The Interior bill came out of the Appropriations Committee on a sharply partisan basis, fracturing decades of tradition of bipartisan cooperation on the panel. This bill cut spending in popular areas sharply, but even more controversially added riders to curtail executive authority in areas like public lands and the environment—ensuring no Democratic votes for the bill on the House floor. But garnering a majority from Republicans alone means finding ways to capture the share of the conference who do not want to vote for any bill that involves government spending. In this case, the effort to capture that group meant offering Southern conservatives a vote on allowing Confederate flags on public property—the same week as the deeply emotional funeral services in Charleston, and a huge embarrassment for Republican House leaders. The bill was pulled and has not reemerged—nor have other appropriations bills as the clock ticks before the new fiscal year begins. And, of course, even if the bills make it through the House, they have to do the same in the Senate, and be reconciled, all by September 30. Now, there is the added complication, the growing, vociferous demand, to blow up funding for Planned Parenthood, with Cruz among others demanding a shutdown, if necessary, to accomplish that goal.
The leaders’ solution to avoid a shutdown is to punt—a continuing resolution for most or all of the spending bills, ostensibly for just a few weeks. But there is no reason to believe that the dilemma they face will ease in October or November. That leaves two alternatives. The first would be a grand bargain, like the one achieved in 2013 by Paul Ryan and Patty Murray, that would effectively ameliorate the sequester cuts for both defense and domestic programs, and probably continue significant funding, perhaps with some modifying language, for Planned Parenthood. The second option would be passing a continuing resolution for much or all of the fiscal year. But the former, by reducing the sequester, would be seen as a sellout by a swatch of Tea Party lawmakers. And the latter would mean spending continued at the previous year’s levels.
For Tea Party conservatives, the sequester cuts, draconian as they would be for domestic programs across the board, were not enough to begin with. A continuing resolution wipes those out, meaning total defeat on the cutting-spending front. All perpetrated by their own leaders! And, in the House, passing either a grand bargain or a continuing resolution almost certainly will happen with far more Democrats supporting it than Republicans, adding to the rage angry-populist members feel toward their Speaker.

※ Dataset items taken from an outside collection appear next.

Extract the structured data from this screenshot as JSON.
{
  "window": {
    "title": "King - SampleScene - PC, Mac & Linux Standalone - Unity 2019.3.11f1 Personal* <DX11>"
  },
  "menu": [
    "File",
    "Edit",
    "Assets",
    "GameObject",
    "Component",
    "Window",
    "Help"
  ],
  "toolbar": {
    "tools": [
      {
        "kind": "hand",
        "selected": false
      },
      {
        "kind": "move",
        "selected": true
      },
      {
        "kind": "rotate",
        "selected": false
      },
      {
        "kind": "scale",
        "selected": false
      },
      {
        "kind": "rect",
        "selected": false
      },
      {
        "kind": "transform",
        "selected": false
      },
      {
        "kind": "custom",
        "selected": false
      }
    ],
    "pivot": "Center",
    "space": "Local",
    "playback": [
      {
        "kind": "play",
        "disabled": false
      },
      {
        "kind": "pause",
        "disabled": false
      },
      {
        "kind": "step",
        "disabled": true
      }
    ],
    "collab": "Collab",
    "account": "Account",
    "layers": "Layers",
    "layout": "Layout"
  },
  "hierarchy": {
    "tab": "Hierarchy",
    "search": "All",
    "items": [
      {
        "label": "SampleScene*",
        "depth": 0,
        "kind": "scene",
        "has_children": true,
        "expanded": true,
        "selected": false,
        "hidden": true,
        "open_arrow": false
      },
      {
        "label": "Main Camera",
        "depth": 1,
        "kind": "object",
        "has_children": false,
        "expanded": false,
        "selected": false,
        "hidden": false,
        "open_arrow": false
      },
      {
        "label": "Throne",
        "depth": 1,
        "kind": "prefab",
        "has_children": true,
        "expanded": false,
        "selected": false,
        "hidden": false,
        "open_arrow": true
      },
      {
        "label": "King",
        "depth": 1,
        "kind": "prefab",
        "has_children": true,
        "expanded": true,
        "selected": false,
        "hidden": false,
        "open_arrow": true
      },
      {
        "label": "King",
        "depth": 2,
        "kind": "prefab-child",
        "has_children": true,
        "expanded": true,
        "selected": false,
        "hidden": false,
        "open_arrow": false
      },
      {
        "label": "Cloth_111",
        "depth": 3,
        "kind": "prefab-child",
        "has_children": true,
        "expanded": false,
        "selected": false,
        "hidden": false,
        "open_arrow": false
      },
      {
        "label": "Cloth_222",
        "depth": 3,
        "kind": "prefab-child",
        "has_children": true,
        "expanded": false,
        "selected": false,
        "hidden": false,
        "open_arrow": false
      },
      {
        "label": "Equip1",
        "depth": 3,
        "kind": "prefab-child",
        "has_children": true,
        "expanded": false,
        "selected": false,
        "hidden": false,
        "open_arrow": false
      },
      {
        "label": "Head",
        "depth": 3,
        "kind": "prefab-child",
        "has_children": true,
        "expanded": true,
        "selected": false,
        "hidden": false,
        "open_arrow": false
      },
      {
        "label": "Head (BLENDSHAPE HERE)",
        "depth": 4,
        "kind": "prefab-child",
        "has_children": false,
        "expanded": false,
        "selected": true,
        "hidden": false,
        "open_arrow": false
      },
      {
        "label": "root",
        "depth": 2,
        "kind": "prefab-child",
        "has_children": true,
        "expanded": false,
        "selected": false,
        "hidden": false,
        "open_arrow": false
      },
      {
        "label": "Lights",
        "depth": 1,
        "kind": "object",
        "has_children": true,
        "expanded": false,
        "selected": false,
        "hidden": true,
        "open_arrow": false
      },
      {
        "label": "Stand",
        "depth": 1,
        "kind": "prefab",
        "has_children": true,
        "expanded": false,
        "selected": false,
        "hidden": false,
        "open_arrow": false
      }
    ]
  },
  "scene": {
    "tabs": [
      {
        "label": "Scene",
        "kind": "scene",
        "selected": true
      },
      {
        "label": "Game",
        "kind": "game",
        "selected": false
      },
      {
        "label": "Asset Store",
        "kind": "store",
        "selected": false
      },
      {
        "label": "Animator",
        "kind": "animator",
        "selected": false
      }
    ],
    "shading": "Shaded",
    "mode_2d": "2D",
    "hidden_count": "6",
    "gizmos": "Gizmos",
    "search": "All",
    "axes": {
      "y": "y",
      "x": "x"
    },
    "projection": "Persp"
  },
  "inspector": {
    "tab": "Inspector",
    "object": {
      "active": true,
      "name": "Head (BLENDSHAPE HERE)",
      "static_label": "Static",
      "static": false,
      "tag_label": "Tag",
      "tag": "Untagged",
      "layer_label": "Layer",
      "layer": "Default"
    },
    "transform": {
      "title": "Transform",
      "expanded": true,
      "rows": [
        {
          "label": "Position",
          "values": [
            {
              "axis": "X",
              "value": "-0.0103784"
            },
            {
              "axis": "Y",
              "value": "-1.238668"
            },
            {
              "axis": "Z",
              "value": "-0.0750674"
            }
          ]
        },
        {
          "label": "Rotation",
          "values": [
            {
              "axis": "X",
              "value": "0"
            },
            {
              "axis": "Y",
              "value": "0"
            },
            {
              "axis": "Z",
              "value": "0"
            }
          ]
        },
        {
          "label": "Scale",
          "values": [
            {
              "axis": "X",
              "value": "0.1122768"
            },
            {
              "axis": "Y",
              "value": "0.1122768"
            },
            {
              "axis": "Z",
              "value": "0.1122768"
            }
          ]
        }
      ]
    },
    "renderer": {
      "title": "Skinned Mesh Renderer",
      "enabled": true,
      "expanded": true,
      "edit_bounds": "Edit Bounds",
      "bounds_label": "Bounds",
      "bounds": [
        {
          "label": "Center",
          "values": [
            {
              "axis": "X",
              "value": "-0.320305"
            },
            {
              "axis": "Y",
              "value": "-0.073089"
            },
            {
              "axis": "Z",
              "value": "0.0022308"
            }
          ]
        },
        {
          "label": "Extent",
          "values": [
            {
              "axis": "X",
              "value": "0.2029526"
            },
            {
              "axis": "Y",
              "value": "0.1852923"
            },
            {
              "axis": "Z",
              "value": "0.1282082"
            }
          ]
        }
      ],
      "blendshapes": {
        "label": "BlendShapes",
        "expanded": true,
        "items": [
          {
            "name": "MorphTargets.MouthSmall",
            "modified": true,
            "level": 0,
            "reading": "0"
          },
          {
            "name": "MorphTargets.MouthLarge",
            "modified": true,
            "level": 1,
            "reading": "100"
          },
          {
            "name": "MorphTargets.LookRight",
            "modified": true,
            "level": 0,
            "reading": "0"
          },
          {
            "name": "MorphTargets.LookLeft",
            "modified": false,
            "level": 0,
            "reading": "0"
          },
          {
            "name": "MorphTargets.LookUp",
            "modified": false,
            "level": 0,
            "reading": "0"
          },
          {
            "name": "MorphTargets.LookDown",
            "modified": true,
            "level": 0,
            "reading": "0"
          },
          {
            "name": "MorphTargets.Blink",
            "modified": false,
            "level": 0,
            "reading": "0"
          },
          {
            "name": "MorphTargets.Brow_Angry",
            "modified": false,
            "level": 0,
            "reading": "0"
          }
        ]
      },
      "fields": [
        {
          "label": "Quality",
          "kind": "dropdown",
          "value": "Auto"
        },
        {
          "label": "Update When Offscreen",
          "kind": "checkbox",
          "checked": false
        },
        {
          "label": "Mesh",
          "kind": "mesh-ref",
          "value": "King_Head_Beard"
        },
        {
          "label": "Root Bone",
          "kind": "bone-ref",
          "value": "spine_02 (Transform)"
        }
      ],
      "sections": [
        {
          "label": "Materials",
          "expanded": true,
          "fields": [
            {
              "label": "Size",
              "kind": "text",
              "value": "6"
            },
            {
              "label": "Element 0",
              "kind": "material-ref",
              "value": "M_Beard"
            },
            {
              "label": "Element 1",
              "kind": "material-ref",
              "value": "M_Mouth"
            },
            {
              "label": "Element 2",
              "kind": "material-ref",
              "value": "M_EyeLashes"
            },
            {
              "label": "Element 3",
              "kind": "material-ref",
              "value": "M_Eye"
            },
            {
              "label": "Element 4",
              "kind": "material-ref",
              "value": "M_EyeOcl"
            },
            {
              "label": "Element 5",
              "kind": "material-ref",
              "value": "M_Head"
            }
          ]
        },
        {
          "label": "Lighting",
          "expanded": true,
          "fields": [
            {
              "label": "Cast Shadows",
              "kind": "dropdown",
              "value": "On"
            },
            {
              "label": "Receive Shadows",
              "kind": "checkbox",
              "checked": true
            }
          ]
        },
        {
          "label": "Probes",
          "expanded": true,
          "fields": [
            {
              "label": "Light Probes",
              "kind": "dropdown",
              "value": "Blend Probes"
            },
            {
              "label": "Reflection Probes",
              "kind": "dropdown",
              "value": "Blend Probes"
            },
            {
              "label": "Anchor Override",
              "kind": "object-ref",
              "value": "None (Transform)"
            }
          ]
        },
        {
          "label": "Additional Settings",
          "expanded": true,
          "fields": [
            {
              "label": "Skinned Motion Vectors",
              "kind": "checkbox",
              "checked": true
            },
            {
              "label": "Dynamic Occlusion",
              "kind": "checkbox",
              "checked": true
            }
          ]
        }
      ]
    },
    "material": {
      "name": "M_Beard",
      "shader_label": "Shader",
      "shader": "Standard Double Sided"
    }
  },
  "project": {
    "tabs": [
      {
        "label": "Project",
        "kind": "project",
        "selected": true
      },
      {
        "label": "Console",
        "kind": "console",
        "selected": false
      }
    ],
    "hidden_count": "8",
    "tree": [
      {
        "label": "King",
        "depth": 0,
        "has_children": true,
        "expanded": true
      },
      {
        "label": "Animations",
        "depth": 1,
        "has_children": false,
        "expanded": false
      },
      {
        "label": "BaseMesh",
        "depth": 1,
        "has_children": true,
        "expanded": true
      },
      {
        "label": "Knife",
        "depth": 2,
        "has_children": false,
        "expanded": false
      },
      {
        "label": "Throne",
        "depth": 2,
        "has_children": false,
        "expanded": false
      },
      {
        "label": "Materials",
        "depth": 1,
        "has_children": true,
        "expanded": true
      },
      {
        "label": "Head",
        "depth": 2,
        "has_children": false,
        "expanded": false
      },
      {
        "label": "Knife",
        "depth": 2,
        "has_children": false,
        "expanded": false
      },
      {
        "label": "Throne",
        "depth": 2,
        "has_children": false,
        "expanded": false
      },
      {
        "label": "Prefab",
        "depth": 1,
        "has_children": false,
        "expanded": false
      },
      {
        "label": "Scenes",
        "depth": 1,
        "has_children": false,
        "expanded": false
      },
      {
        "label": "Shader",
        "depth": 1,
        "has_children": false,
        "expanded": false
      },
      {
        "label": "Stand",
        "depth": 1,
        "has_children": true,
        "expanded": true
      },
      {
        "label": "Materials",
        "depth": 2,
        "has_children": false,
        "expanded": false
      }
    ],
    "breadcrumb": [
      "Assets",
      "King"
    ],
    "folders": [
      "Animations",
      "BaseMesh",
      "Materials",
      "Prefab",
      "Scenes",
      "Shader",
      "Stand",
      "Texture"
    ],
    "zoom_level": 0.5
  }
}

Remember, all of this will play out in October just as the presidential nominating process is really heating up. As it unfolds, expect the slew of angry-populist presidential candidates, some of them sitting senators, including Trump, Cruz, Mike Huckabee, Rick Santorum, Ben Carson, Carly Fiorina, and others, to push Congress to toughen up, stare Obama and his Democrats down, and push for confrontation. They will do the same, most likely, with the debt ceiling, which has to be raised by November or December, putting additional pressure on McConnell, Boehner et al. And they will join the chorus, raising bloody hell as the primaries and caucuses begin about the perfidy of their own establishment leaders, getting even more distance from a Washington where Congress is run by Republicans.
Two intersecting roads explain a lot about today’s American politics. One, of course, is Pennsylvania Avenue, running from the Capitol to the White House. The other is the long and winding road to a party’s presidential nomination. The last week or so has demonstrated that the intersections can lead to collisions. Brace yourselves for more to come.